Throughout history, there have been a myriad of situations or shocks, which have helped, pave the way for the evolution of modern Homo sapiens. These include environmental changes; such as drought, an ice age, or volcanic eruption, the development of tools, larger brain size, and various others. However there is one change that has developed fairly recently in terms of evolution that can be argued as having grand affects on human evolution: urbanization. One major way in which city life has influenced human evolution is through diseases.
Cities have long been a part of our culture. Ever since the days when Catalhoyuk, Suberde, and Tepe Yahya joined Jericho's mesh of intercity trade, and four thousand years before the rise of the Sumerian cities of Ur, Uruk, and Kish, Stone Age metropolises from Anatolia to the edges of India were already rich in challenges and opportunities. The emergence of these ancient cities has played an integral role in our evolution. They brought our ancestors out of the caves and other isolated rural establishments they lived in, into densely populated cities. Bringing all of these people together has influenced our evolution. With people living close together in these metropolises, it allowed for diseases to be easily spread and much more common than before. Researchers believe that this cesspool of diseases has allowed us as modern day humans, to evolve and adapt to become resistant to several infections.

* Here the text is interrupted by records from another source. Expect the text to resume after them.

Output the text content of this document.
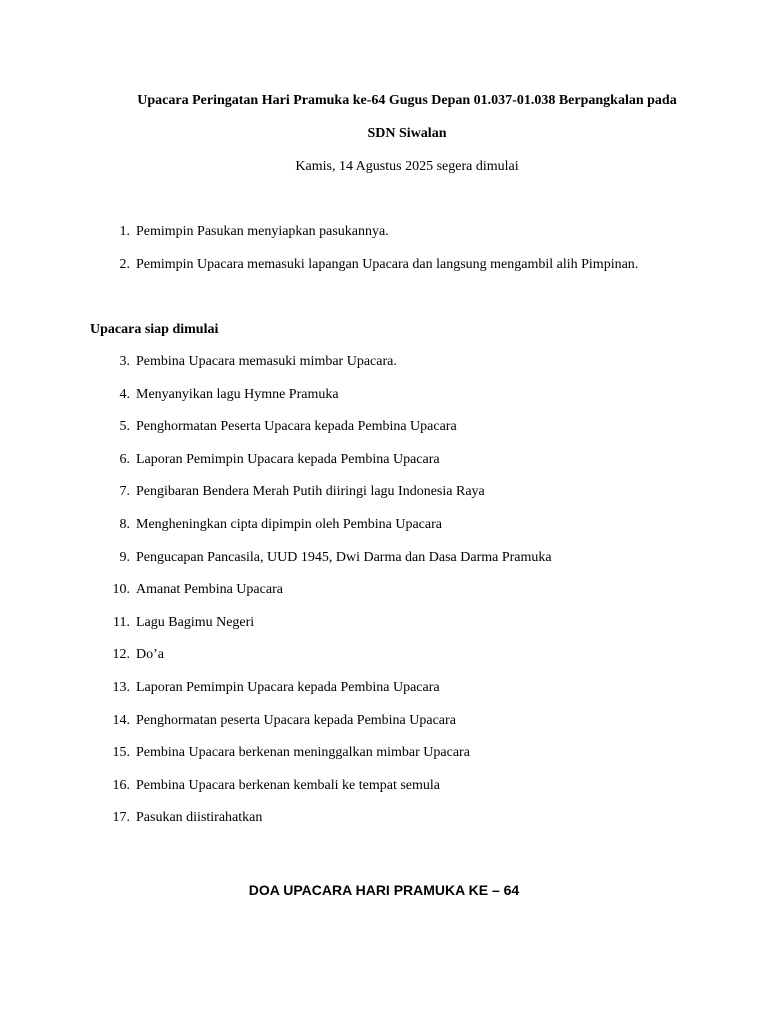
Upacara Peringatan Hari Pramuka ke-64 Gugus Depan 01.037-01.038 Berpangkalan pada
SDN Siwalan
Kamis, 14 Agustus 2025 segera dimulai
1. Pemimpin Pasukan menyiapkan pasukannya.
2. Pemimpin Upacara memasuki lapangan Upacara dan langsung mengambil alih Pimpinan.
Upacara siap dimulai
3. Pembina Upacara memasuki mimbar Upacara.
4. Menyanyikan lagu Hymne Pramuka
5. Penghormatan Peserta Upacara kepada Pembina Upacara
6. Laporan Pemimpin Upacara kepada Pembina Upacara
7. Pengibaran Bendera Merah Putih diiringi lagu Indonesia Raya
8. Mengheningkan cipta dipimpin oleh Pembina Upacara
9. Pengucapan Pancasila, UUD 1945, Dwi Darma dan Dasa Darma Pramuka
10. Amanat Pembina Upacara
11. Lagu Bagimu Negeri
12. Do’a
13. Laporan Pemimpin Upacara kepada Pembina Upacara
14. Penghormatan peserta Upacara kepada Pembina Upacara
15. Pembina Upacara berkenan meninggalkan mimbar Upacara
16. Pembina Upacara berkenan kembali ke tempat semula
17. Pasukan diistirahatkan
DOA UPACARA HARI PRAMUKA KE – 64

Evolutionary biologist, Ian Barnes, has set out to prove this thinking. In order to do this, he utilized the genetic variant, SLC11A1 1729+55del4 which is associated with the resistance of germs within cells (Charles Q. Choi). To test this hypothesis, he and his team took DNA samples from 17 urban centers ranging from Catalhoyuk, 6000 B.C. or roughly 8,000 years old, to Juba which was erected in the 20th century and is barely a hundred years old (Matt Kaplan). One thing that he made sure of was to choose cities that had all been inhabited for different lengths of time. In other words, a city settled for 200 years compared with one settled for 5,000. In their findings, the team found that longer populated cities were more likely to have this variant than cities inhabited for only a hundred or so years. The article specifically states the city of Susa in Iran. This city has been inhabited for more than 5,200 years and the people here are “almost certain” to have this specific variant, which allows them to resist a number of diseases. However, in comparison with Yakutsk in Siberia, which was only settled for a few hundred years, only around 70 percent of the people would have the variant (Charles Q. Choi).
According to the article by Charles Q. Choir, Barnes states that “The research shows evolution happening.” Evolution takes more than a hundred years to take place so it makes complete sense that a population in a city that had been established for more than 5,000 years would have adapted to the conglomeration of diseases through acquiring this genetic variant. Eventually, through natural selection, only those with this variant would survive.